Questions are very simple to ask, but it is the answers that consume a person's time and energy.
Who is Noah? Many, including me, vaguely know the story of Noah. For me, he is a man chosen by God to save Life from a flood which purpose was to punish humans for their committed sins.


However,Darren Aronofsky does not only ask questions, he thinks hard to try and answer them. His movie is a journey in the life of a simple man with a great burden to hold and a heavy task to achieve. 

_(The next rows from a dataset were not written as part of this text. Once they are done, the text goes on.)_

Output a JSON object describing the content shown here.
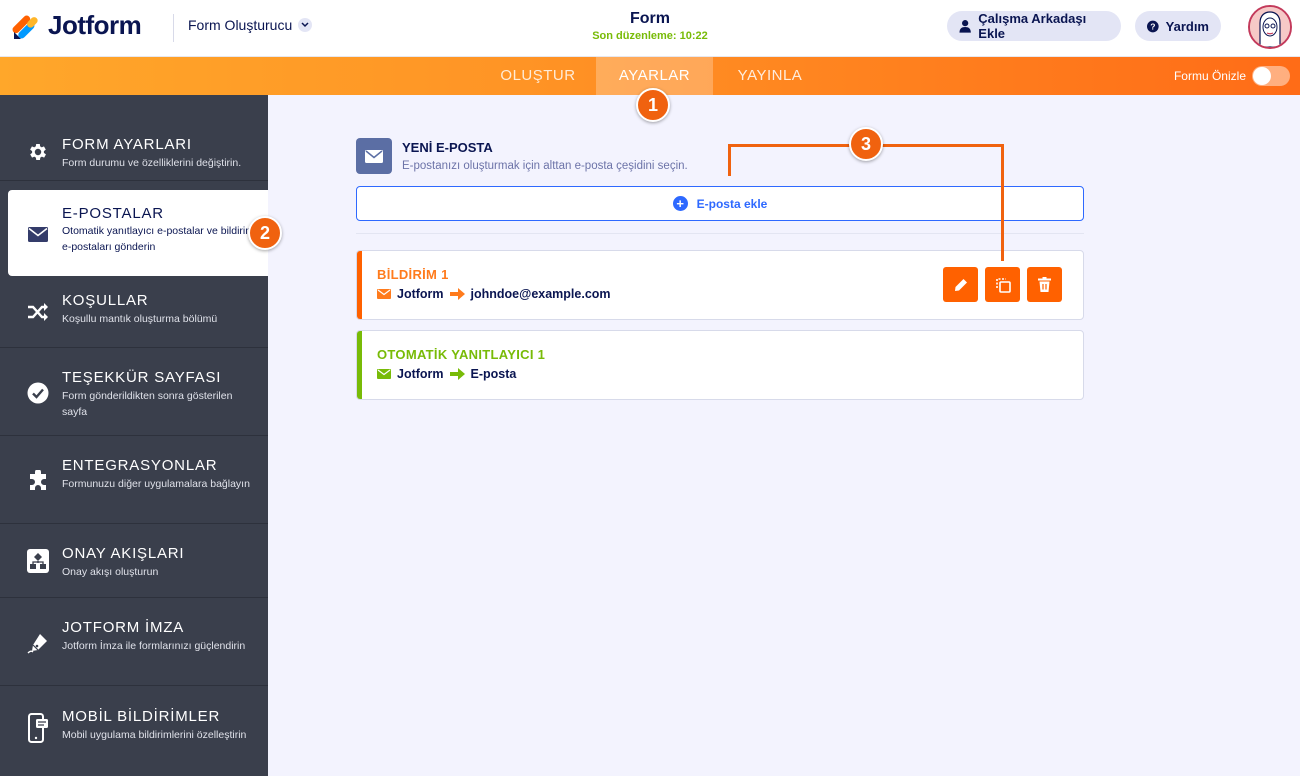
{
  "header": {
    "brand": "Jotform",
    "builder_label": "Form Oluşturucu",
    "form_title": "Form",
    "last_edit": "Son düzenleme: 10:22",
    "collab_label": "Çalışma Arkadaşı Ekle",
    "help_label": "Yardım"
  },
  "nav": {
    "tabs": [
      {
        "label": "OLUŞTUR"
      },
      {
        "label": "AYARLAR"
      },
      {
        "label": "YAYINLA"
      }
    ],
    "preview_label": "Formu Önizle"
  },
  "sidebar": {
    "items": [
      {
        "title": "FORM AYARLARI",
        "desc": "Form durumu ve özelliklerini değiştirin.",
        "icon": "gear-icon"
      },
      {
        "title": "E-POSTALAR",
        "desc": "Otomatik yanıtlayıcı e-postalar ve bildirim e-postaları gönderin",
        "icon": "envelope-icon"
      },
      {
        "title": "KOŞULLAR",
        "desc": "Koşullu mantık oluşturma bölümü",
        "icon": "shuffle-icon"
      },
      {
        "title": "TEŞEKKÜR SAYFASI",
        "desc": "Form gönderildikten sonra gösterilen sayfa",
        "icon": "check-circle-icon"
      },
      {
        "title": "ENTEGRASYONLAR",
        "desc": "Formunuzu diğer uygulamalara bağlayın",
        "icon": "puzzle-icon"
      },
      {
        "title": "ONAY AKIŞLARI",
        "desc": "Onay akışı oluşturun",
        "icon": "flow-icon"
      },
      {
        "title": "JOTFORM İMZA",
        "desc": "Jotform İmza ile formlarınızı güçlendirin",
        "icon": "pen-icon"
      },
      {
        "title": "MOBİL BİLDİRİMLER",
        "desc": "Mobil uygulama bildirimlerini özelleştirin",
        "icon": "mobile-icon"
      }
    ]
  },
  "main": {
    "new_email_title": "YENİ E-POSTA",
    "new_email_desc": "E-postanızı oluşturmak için alttan e-posta çeşidini seçin.",
    "add_email_label": "E-posta ekle",
    "emails": [
      {
        "title": "BİLDİRİM 1",
        "from": "Jotform",
        "to": "johndoe@example.com"
      },
      {
        "title": "OTOMATİK YANITLAYICI 1",
        "from": "Jotform",
        "to": "E-posta"
      }
    ]
  },
  "badges": [
    "1",
    "2",
    "3"
  ],
  "colors": {
    "brand_orange": "#ff6100",
    "sidebar_bg": "#3a3f4c",
    "accent_blue": "#2e69ff",
    "autoresponder_green": "#78bb07",
    "navy": "#0a1551"
  }
}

The story that we know is very general and does not explain the ways in which he accomplished his mission, nor the feelings and difficulties that he suffered while doing it. It is general to the extent of undermining one's common sense. Aronofsky did not accept that  because he saw in Noah a fascinating character, someone worth travelling into the depth of his complexity. Apart from the religious view, or myth for some, no one knows what really happened in that ark and everyone has the right to imagine it and try to understand it. Darren Aronofsky does that in a magnificent way. 

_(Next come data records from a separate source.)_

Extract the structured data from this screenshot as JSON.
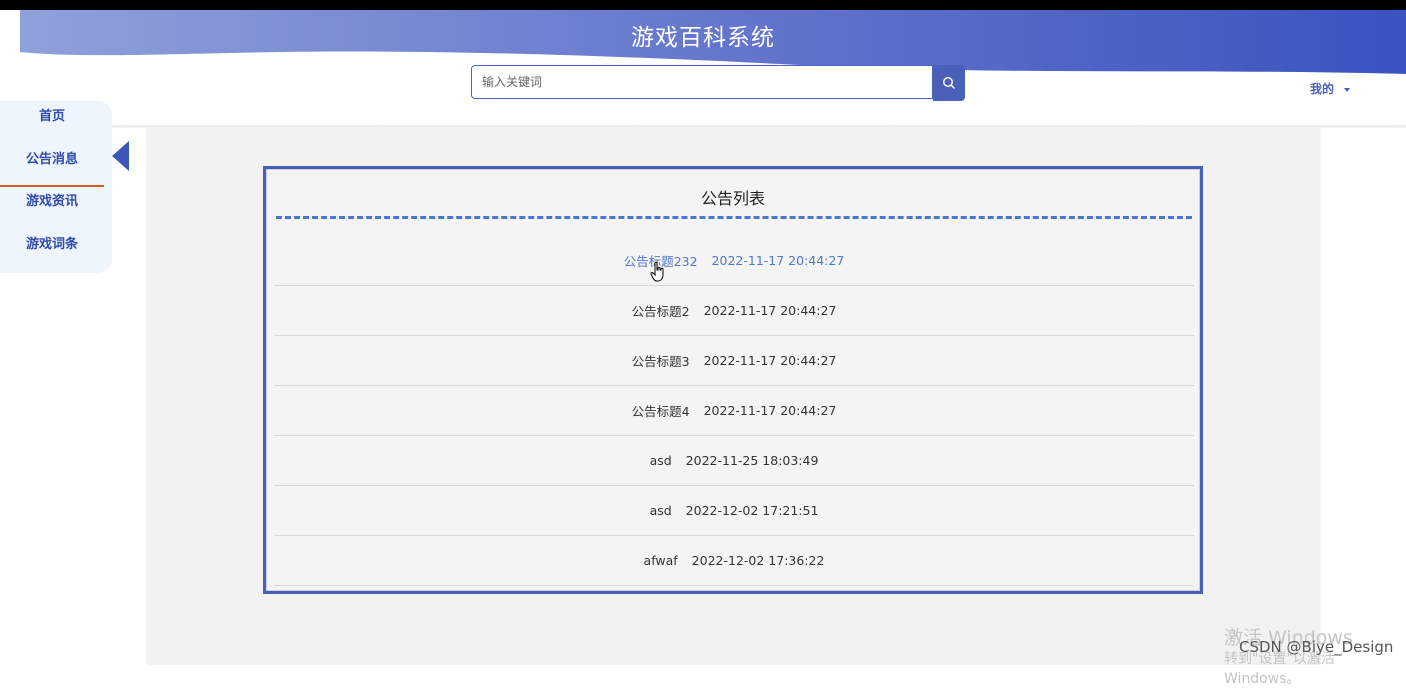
{
  "header": {
    "title": "游戏百科系统",
    "search_placeholder": "输入关键词",
    "user_menu_label": "我的",
    "brand_color": "#4a5fb8"
  },
  "sidebar": {
    "items": [
      {
        "label": "首页",
        "active": false
      },
      {
        "label": "公告消息",
        "active": true
      },
      {
        "label": "游戏资讯",
        "active": false
      },
      {
        "label": "游戏词条",
        "active": false
      }
    ],
    "active_indicator_color": "#d9582b"
  },
  "panel": {
    "title": "公告列表",
    "rows": [
      {
        "title": "公告标题232",
        "time": "2022-11-17 20:44:27",
        "hover": true
      },
      {
        "title": "公告标题2",
        "time": "2022-11-17 20:44:27",
        "hover": false
      },
      {
        "title": "公告标题3",
        "time": "2022-11-17 20:44:27",
        "hover": false
      },
      {
        "title": "公告标题4",
        "time": "2022-11-17 20:44:27",
        "hover": false
      },
      {
        "title": "asd",
        "time": "2022-11-25 18:03:49",
        "hover": false
      },
      {
        "title": "asd",
        "time": "2022-12-02 17:21:51",
        "hover": false
      },
      {
        "title": "afwaf",
        "time": "2022-12-02 17:36:22",
        "hover": false
      }
    ]
  },
  "overlay": {
    "windows_activate_line1": "激活 Windows",
    "windows_activate_line2": "转到\"设置\"以激活 Windows。",
    "csdn_watermark": "CSDN @Biye_Design"
  }
}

His imagination is far beyond the story and his approach to the unknown is very realistic in terms of the human's psychology and very creative in terms of the ways in which Noah built his ark. He respects the intelligence of the viewer.

As for the acting, Russell Crowe depicts the struggle of a man with a huge responsibility, convinced that all humans, including him and his family, are evil and deserve to be punished by death, a man absorbed by the task in hand and blinded by his will to serve his Creator. Jennifer Connelly and Emma Watson were not much impressive; they deliver a passable performance that could have been better in some scenes.

I appreciate an unconventional movie and a director who does not aim to please the masses and Noah did not disappoint me.